MUMBAI, July 26: Leading corporates are making a beeline to raise funds from abroad following the success of companies like Reliance, Telco and IPCL in mobilising cheap funds. Estimates have it that Indian firms have mobilised over $ two billion (around Rs 7,500 crore) in the last four months from overseas markets.
When compared to this, Indian companies raised only a meagre amount of Rs 201 crore – only 40 issues hit the market – from the primary market in the first four months of the current year. Further, according to the Reserve Bank of India (RBI), the decline in non-food bank credit between March 28 and June 20, 1997 was to the tune of Rs 4,064 crore.
“This clearly indicates that raising funds abroad is cheaper than going in for domestic borrowing. It also makes sense for companies as the primary market is still in doldrums and companies are not sure whether they will get a good response,” said a senior official with a foreign bank.

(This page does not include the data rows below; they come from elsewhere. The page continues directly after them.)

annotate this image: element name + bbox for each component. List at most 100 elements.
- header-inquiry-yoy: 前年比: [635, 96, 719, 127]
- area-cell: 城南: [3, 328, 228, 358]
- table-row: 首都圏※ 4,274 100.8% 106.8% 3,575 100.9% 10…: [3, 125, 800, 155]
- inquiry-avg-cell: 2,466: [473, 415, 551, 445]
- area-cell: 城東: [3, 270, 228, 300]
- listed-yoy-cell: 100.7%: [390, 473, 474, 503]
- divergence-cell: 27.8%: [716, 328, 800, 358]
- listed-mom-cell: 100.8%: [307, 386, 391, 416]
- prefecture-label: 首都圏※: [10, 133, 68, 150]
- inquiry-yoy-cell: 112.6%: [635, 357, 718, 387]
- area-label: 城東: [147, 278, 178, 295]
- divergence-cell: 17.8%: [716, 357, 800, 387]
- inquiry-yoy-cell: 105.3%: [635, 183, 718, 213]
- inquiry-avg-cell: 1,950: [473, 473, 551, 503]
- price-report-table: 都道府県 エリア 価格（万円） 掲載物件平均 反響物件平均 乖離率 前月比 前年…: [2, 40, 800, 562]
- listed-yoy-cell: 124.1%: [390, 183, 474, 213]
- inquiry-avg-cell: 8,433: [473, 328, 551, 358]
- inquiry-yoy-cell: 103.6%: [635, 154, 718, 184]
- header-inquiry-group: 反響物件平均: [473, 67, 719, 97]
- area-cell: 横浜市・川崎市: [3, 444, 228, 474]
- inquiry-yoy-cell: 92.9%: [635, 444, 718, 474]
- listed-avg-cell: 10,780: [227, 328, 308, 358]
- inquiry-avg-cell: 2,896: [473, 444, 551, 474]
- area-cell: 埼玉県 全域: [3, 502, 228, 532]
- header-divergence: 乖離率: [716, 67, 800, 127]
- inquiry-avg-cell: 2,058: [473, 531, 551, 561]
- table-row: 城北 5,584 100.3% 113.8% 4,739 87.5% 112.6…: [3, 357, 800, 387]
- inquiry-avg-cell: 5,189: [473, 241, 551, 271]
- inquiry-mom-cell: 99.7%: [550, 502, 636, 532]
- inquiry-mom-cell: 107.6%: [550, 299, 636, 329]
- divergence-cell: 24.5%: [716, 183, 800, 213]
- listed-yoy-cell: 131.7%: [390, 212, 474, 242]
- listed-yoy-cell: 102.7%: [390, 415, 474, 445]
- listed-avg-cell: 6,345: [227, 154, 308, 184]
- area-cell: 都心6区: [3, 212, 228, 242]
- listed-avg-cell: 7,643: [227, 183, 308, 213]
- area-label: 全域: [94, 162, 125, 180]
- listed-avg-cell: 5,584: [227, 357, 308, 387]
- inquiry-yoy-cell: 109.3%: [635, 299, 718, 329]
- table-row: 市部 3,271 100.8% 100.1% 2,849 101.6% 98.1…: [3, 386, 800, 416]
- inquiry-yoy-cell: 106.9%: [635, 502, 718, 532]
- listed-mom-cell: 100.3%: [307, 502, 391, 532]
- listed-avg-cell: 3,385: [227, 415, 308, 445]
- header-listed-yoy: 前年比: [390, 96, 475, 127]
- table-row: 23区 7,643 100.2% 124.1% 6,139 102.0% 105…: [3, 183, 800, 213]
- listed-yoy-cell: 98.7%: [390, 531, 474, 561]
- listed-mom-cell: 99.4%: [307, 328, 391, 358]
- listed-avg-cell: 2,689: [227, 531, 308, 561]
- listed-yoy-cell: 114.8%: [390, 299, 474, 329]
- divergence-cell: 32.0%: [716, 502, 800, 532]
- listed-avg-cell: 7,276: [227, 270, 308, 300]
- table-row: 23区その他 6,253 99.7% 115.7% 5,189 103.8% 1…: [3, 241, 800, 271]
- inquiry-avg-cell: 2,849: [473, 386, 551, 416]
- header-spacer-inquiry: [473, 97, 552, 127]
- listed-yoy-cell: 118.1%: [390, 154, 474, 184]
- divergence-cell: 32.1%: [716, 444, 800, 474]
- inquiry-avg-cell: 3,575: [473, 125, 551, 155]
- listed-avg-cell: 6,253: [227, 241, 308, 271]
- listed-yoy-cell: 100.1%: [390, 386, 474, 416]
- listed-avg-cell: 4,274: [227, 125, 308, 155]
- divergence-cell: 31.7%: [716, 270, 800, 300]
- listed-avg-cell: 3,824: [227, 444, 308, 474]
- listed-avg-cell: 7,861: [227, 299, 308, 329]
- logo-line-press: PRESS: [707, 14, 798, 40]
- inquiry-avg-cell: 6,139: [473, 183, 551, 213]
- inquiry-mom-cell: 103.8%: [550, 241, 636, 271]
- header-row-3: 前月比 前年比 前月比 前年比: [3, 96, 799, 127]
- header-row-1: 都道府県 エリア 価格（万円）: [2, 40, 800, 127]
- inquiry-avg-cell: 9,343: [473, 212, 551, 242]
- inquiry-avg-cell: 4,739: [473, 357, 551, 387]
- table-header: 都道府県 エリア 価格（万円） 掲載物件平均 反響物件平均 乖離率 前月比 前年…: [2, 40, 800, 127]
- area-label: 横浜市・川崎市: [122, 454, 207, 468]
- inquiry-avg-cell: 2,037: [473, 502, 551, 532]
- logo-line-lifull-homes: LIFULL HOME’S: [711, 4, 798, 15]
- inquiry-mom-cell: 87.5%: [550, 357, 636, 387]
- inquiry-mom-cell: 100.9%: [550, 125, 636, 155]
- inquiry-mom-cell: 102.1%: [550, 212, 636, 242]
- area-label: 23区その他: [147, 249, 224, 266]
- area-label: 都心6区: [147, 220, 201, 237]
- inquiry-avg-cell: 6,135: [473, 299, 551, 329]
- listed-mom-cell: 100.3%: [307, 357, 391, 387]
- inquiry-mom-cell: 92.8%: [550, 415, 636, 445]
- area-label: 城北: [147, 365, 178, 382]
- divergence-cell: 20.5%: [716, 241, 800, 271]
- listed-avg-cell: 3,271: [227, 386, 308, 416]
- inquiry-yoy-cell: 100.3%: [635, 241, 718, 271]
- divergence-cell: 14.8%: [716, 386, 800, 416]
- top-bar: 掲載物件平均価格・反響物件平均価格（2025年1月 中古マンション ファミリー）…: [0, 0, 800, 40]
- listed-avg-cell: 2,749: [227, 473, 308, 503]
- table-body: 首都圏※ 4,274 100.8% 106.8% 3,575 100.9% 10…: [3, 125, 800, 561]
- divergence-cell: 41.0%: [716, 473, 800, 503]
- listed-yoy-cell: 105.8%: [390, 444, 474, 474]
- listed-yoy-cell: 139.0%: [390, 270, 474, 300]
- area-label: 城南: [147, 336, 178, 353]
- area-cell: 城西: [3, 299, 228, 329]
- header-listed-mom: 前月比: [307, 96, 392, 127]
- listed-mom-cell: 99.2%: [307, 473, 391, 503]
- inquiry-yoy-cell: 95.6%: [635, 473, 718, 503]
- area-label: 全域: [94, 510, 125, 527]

When companies can raise funds at an interest rate less than four to six per cent of the prime lending rates (PLR) of 13.5 per cent being charged by public sector banks, there is no need for them to look elsewhere for their fund requirements.
Reliance, for example, raised $ 150 million from European institutional investors at a coupon rate of 7.625 per cent earlier this week. This is almost six per cent less than PLR of public sector banks and even cheaper than Treasury Bills of the Reserve Bank of India. Reliance — till March 1997 it had raised $ 914 million in the international fixed income market — has led the list of companies for mobilising cheap funds from abroad. Reliance had raised $ 405 million last week itself (including the $ 150 million sterling issue at a coupon rate of 8.75 per cent). Reliance Petroleum had raised another $ 300 million last week, thereby raising the total amount mobilised by the Reliance group last month to a whopping $ 705 million (around Rs 2500 crore).
Telco was able to raise $ 200 million at 168 basis points above 10-year US Treasury rate which, if swapped in the international market, works out to be 130 basis points above the Libor rate. Industrial Credit and Investment Corporation of India (ICICI) is planning to tap the Yankee bond market to raise $ 150 million. Reliance-Nynex, the telecom venture of the Reliance group, is planning an issue (which can be upto $ 200 million) to part-finance its projects. Birla AT&T had already raised $ 283 million (around Rs 1000 crore) to finance its cellular network in Gujarat, Maharashtra and Goa.
Significantly as most of the borrowings were above 10-year period, these will not be considered as part of the overall ceiling for the external commercial borrowings. Under the revised ECB guidelines, borrowings above 10 years have been kept outside the annual ECB ceiling.
Earlier Indian companies had tapped only the Yankee bond market but the Sterling market was also opened up last week after the Reliance issue. It is also considering Deutsche mark and Japanese yen markets as well.
According to banking sources, reputed companies with good rating will be able to access cheap funds from abroad. In fact, sensing a boom in the demand from Indian companies, leading foreign banks have started lobbying with companies for arranging funds.
They expect more and more companies, especially telecom ventures and those in the core sectors like steel, oil, refinery and transport, to go abroad for funds in the coming months.
As bankers pointed out, one reason for the sluggish credit offtake and the continuing depression in the primary market is the availability of cheap loans from foreign markets. With big borrowers going abroad for funds, Indian banks are left with small and medium size borrowers. Here again, companies borrowed abroad will have competitive advantage as they had raised funds at a cheaper rate. “RIL’s ability to access international markets for competitive debt financing has led to a reduction in its average cost of capital coupled with an increase in the average maturity of its debt,” its spokesman said.
Adding to the worries of the primary market and commercial banks, domestic private placements of debt instruments have also shot up with a host of Indian companies privately placing non-convertible debentures and bonds at coupon rates ranging from 13.75 to 14.50 per cent.